We've seen a steady decline in Lucy (TinyLittlebee) over the last few days and today looks very close to the end.
I wasn't home but BCW administered wonderful care and provided status reports for me. Just as LBB had done before, Lucy became unsteady and uncoordinated and by this evening has become stationary. Perhaps, if you look closely with a magnifying glass there is a little twitch in the back leg. Or maybe it's just air currents.
She's struggled for the last 24 hours - falling on her back regularly and being unable to right herself. It is heart-wrenching to watch in such a small, fragile creature. It's exactly the same pattern as followed by LBB a week ago and it signalled his final fading moments.

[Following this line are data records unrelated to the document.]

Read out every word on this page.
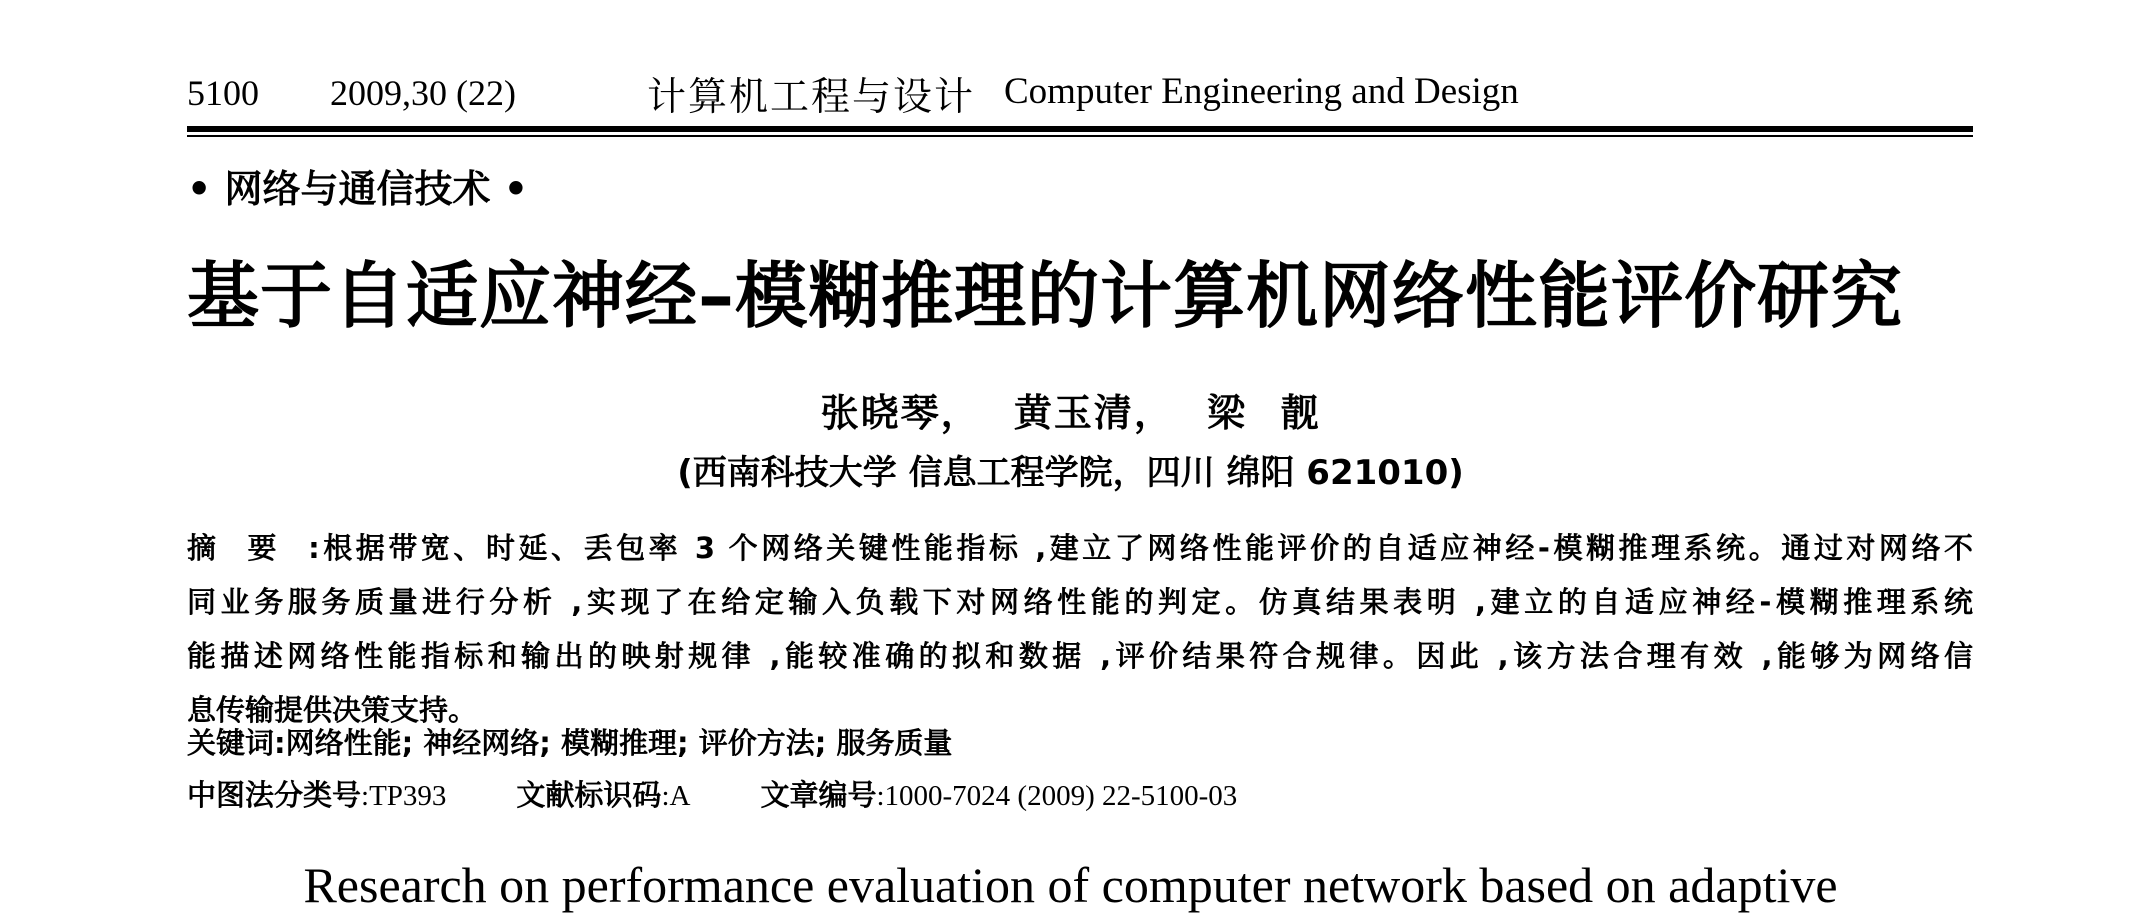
5100 2009,30 (22)	计算机工程与设计 Computer Engineering and Design
• 网络与通信技术 •
基于自适应神经–模糊推理的计算机网络性能评价研究
张晓琴， 黄玉清， 梁 靓
(西南科技大学 信息工程学院，四川 绵阳 621010)
摘要:根据带宽、时延、丢包率 3 个网络关键性能指标 ,建立了网络性能评价的自适应神经-模糊推理系统。通过对网络不
同业务服务质量进行分析 ,实现了在给定输入负载下对网络性能的判定。仿真结果表明 ,建立的自适应神经-模糊推理系统
能描述网络性能指标和输出的映射规律 ,能较准确的拟和数据 ,评价结果符合规律。因此 ,该方法合理有效 ,能够为网络信
息传输提供决策支持。
关键词:网络性能; 神经网络; 模糊推理; 评价方法; 服务质量
中图法分类号:TP393 文献标识码:A 文章编号:1000-7024 (2009) 22-5100-03
Research on performance evaluation of computer network based on adaptive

We've done all we have in our power to do and given Lucy another 2 weeks of life that she could never have had when we found her - indeed, she seemed to have lost her fight for life then, when she managed to make a miraculous recovery, spurred on by LBB who at one point even tipped her back on her feet.
Likewise, Holly created a bit of a scare this morning; she too was a bit still and lifeless and not up to her usual antics. BCW assures me that during the day she sprung back into action albeit with perhaps more rest than usual. That's still true this evening, although what activity I did see seemed usual - just less prolonged.
What we don't know is whether Holly is affected by the absence of Lucy. I actually think there is some merit to this theory - certainly the introduction of LBB and Lucy increased Holly's activity, who for a while we were quite concerned about. Prior to that introduction, Holly was spending a lot of time just resting under the moss and not exploring, not even inside the nestbox, let alone the main tub. Lucy and LBB seemed to create something for Holly to do; whether it was just tidying the nest after their interruptions, or merely the "social" interaction (the bees do, after all, occasionally shove each other about and walk on top of each other!) we shall never know. So I'm wondering now whether Holly will return to her more reclusive behaviour?
Of course we mustn't forget that Holly is now a hefty 60 days old, at least. In female bee terms that makes her quite the Centenarian - quite entitled to an armchair once in a while!